Al no ser reconocido ninguno, quienes estaban presos queda­ron en libertad de inmediato.

Sin brindis

Aquel 31 de diciembre de 2003, en varios hogares quedaron las copas guardadas en los estantes. Ninguna víctima ni sus familias tenían motivos para festejar el final del año y el comienzo de otro. Uno de esos hogares destruidos estaba ubicado en la ciudad de Vi­lla María, al sur de Córdoba.

 

En la casa vivían un hombre, su esposa y su hija adolescente. En realidad, sobrevivían. En agosto de ese año, la jovencita, quien se había trasladado a la ciudad de Córdoba para estudiar una carrera universitaria, había caído en las garras del violador serial. Fue salvajemente violada y golpeada en el ex Foro de la Democracia.

 

La chica era virgen. Esa noche de viernes, luego de que el se­rial la amenazara de muerte y la dejara abandonada, regresó como pudo hasta su departamento y llamó a su padre para contarle todo.

 

En poco más de una hora, el hombre viajó en su auto, por la ruta nacional 9 hasta llegar a Córdoba. Entró al departamento y luego de llorar durante un largo rato con su pequeña, le armó los bolsos y se la llevó de regreso a Villa María.

 

La joven no volvió a pisar la ciudad de Córdoba.

 

Pero el sufrimiento no se iba a acabar con la pesadilla sufrida aquella noche. Pocas semanas después, en su casa, comprobó que había quedado embarazada. El ginecólogo se encargó de confirmarle el calvario que se le avecinaba.

 

Por decisión de sus padres, abortó y jamás hizo la denuncia. El tratamiento psicológico no fue suficiente. La adolescente intentó suicidarse dos veces. En ambas oportunidades ingirió grandes cantidades de pastillas, mientras dormía en su cama. Su madre tam­bién intentó poner fin a su sufrimiento de igual manera. Por fortu­na, ambas sobrevivieron. Hoy se encuentran bajo un estricto trata­miento terapéutico.

 

Aquel 31 de diciembre de 2003, mientras aquella familia villamariense padecía el infierno en sí mismo, Marcelo Mario Sajen levantaba la copa feliz de la vida, rodeado de sus seres queridos, brindando y festejando la llegada del 2004. Sería la última vez que celebrara el fin de año.

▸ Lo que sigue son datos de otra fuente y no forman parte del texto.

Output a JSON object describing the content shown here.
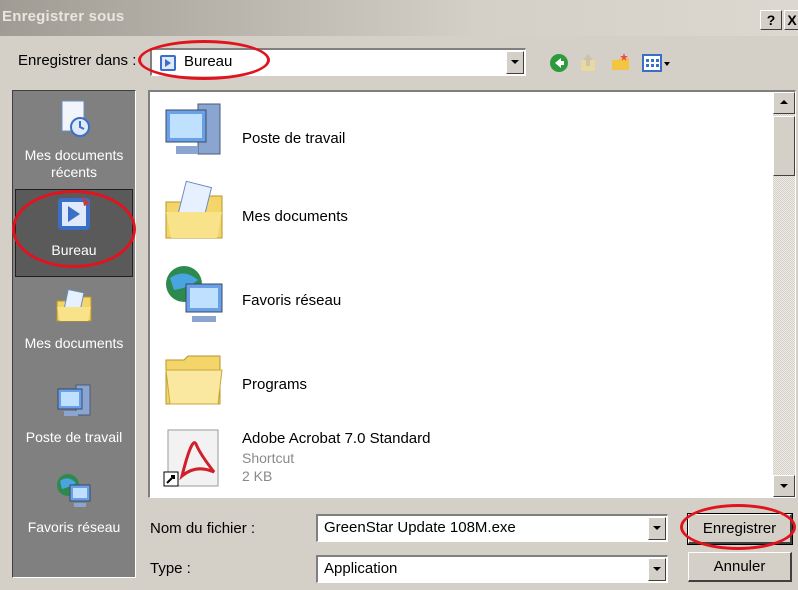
{
  "window": {
    "title": "Enregistrer sous",
    "help_label": "?",
    "close_label": "X"
  },
  "toolbar": {
    "save_in_label": "Enregistrer dans :",
    "location": "Bureau",
    "icons": [
      "back-arrow-icon",
      "up-folder-icon",
      "new-folder-icon",
      "view-menu-icon"
    ]
  },
  "places": [
    {
      "label": "Mes documents récents",
      "icon": "recent-documents-icon"
    },
    {
      "label": "Bureau",
      "icon": "desktop-icon",
      "selected": true
    },
    {
      "label": "Mes documents",
      "icon": "my-documents-icon"
    },
    {
      "label": "Poste de travail",
      "icon": "my-computer-icon"
    },
    {
      "label": "Favoris réseau",
      "icon": "network-places-icon"
    }
  ],
  "files": [
    {
      "name": "Poste de travail",
      "icon": "my-computer-icon"
    },
    {
      "name": "Mes documents",
      "icon": "my-documents-icon"
    },
    {
      "name": "Favoris réseau",
      "icon": "network-places-icon"
    },
    {
      "name": "Programs",
      "icon": "folder-icon"
    },
    {
      "name": "Adobe Acrobat 7.0 Standard",
      "icon": "acrobat-shortcut-icon",
      "type": "Shortcut",
      "size": "2 KB"
    }
  ],
  "form": {
    "filename_label": "Nom du fichier :",
    "filename_value": "GreenStar Update 108M.exe",
    "type_label": "Type :",
    "type_value": "Application",
    "save_button": "Enregistrer",
    "cancel_button": "Annuler"
  },
  "colors": {
    "highlight_oval": "#e0141e",
    "places_bar": "#808080",
    "dialog": "#d4d0c8"
  }
}
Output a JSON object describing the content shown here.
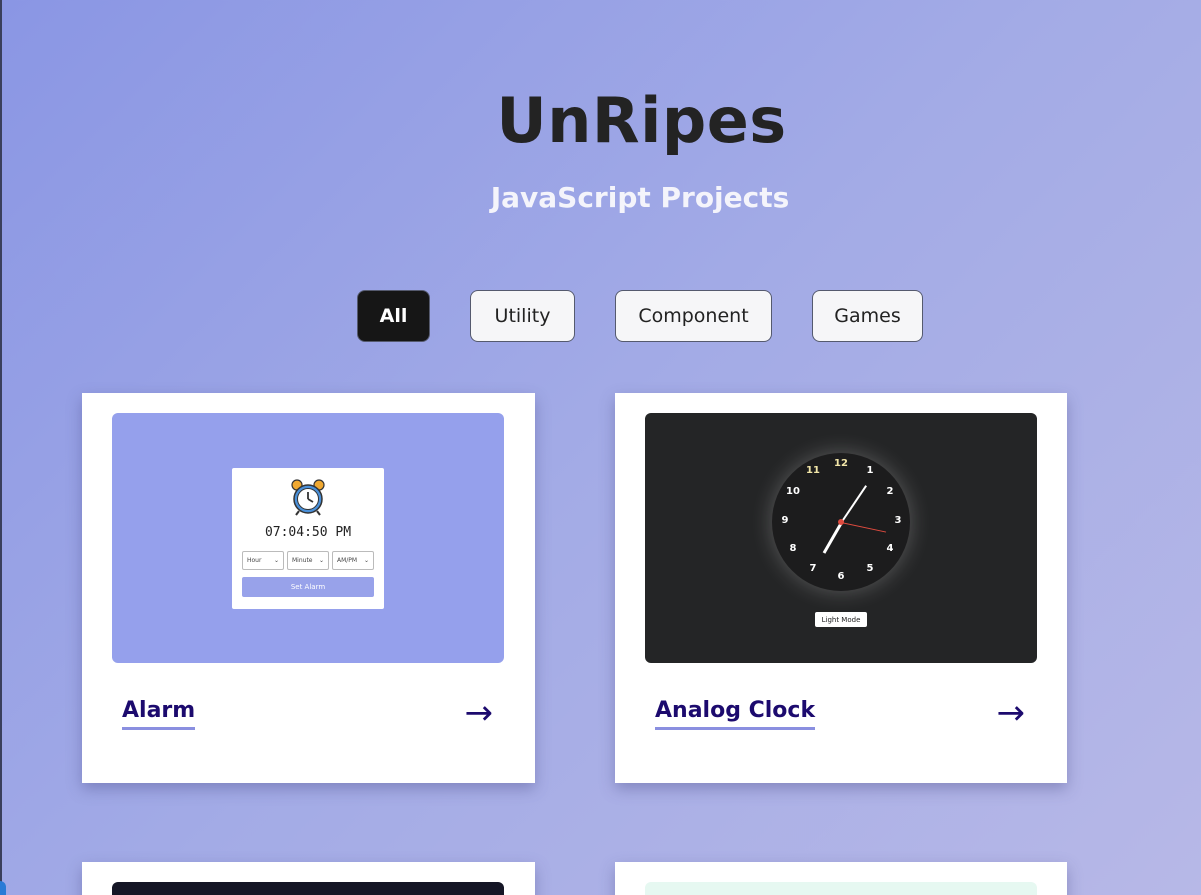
{
  "header": {
    "title": "UnRipes",
    "subtitle": "JavaScript Projects"
  },
  "filters": [
    {
      "label": "All",
      "active": true
    },
    {
      "label": "Utility",
      "active": false
    },
    {
      "label": "Component",
      "active": false
    },
    {
      "label": "Games",
      "active": false
    }
  ],
  "cards": [
    {
      "title": "Alarm",
      "arrow": "→",
      "preview": {
        "icon": "alarm-clock-icon",
        "time": "07:04:50 PM",
        "selects": [
          "Hour",
          "Minute",
          "AM/PM"
        ],
        "button": "Set Alarm"
      }
    },
    {
      "title": "Analog Clock",
      "arrow": "→",
      "preview": {
        "numbers": [
          "12",
          "1",
          "2",
          "3",
          "4",
          "5",
          "6",
          "7",
          "8",
          "9",
          "10",
          "11"
        ],
        "button": "Light Mode"
      }
    }
  ],
  "colors": {
    "accent": "#1c0a6e",
    "underline": "#8a8fe0",
    "active_filter": "#161616"
  }
}
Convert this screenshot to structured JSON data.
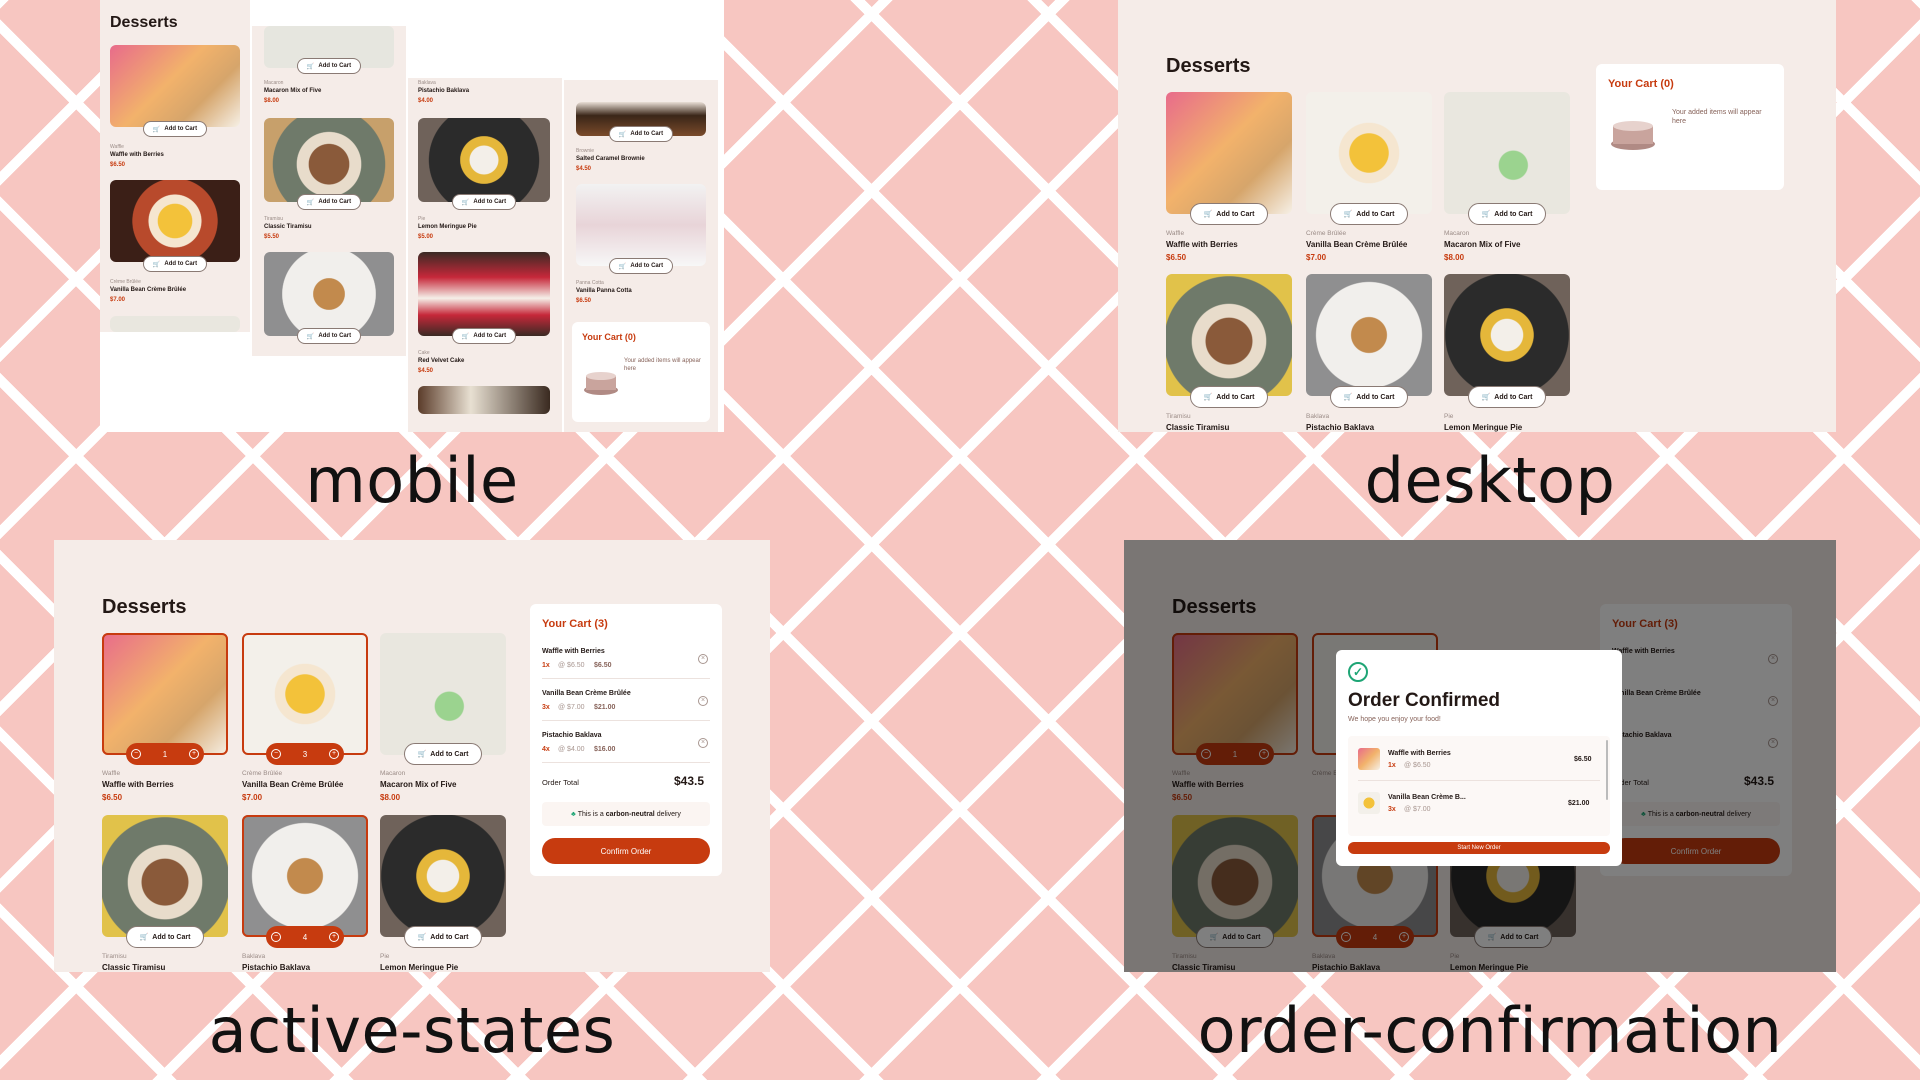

Soy Gustavo , el violador serial

16.58. Domingo 4 de enero de 2004, central 101 de la Jefatura de Policía:

-Policía, buenos días, atiende Jorgelina.

 

-Hola, mirá, soy Gustavo  Reyes... Soy el violador serial que an­dan buscando.

 

-¿Ah, sí? ¿No me diga?

 

-Mirá hija de puta. Soy el violador serial y te voy a cagar cogiendo a vos como lo hice con todas las demás. Te voy a hacer de todo. Y a vos te va a pasar lo mismo, te voy a cagar cogiendo.

 

Cuando la oficial del servicio 101, del Departamento Centro de Comunicaciones de la Policía, que funciona en el cuarto piso de la Jefatura, quiso realizar una nueva pregunta, el hombre colgó. De inmediato, la policía dejó los auriculares con el micrófono incor­porado en su estación de trabajo y se levantó corriendo para con­tarle a su jefe lo que había sucedido. El comisario levantó el telé­fono y avisó a los pesquisas de Protección de las Personas.

 

Dado que el sujeto no había antepuesto *31#, el número del teléfono que había usado quedó registrado en la pantalla de la computadora. En segundos, los investigadores supieron que la llamada había sido efectuada desde un aparato ubicado en la calle Soto, a pocos metros del Arco de Córdoba, en el barrio Empalme.

 

En pocos minutos, una comisión de investigadores salió dispa­rada hacia ese lugar y se encontró con un teléfono público ubicado en un comercio. Los policías encararon a la dueña del negocio y desplegaron ante sus ojos el identikit del norteño.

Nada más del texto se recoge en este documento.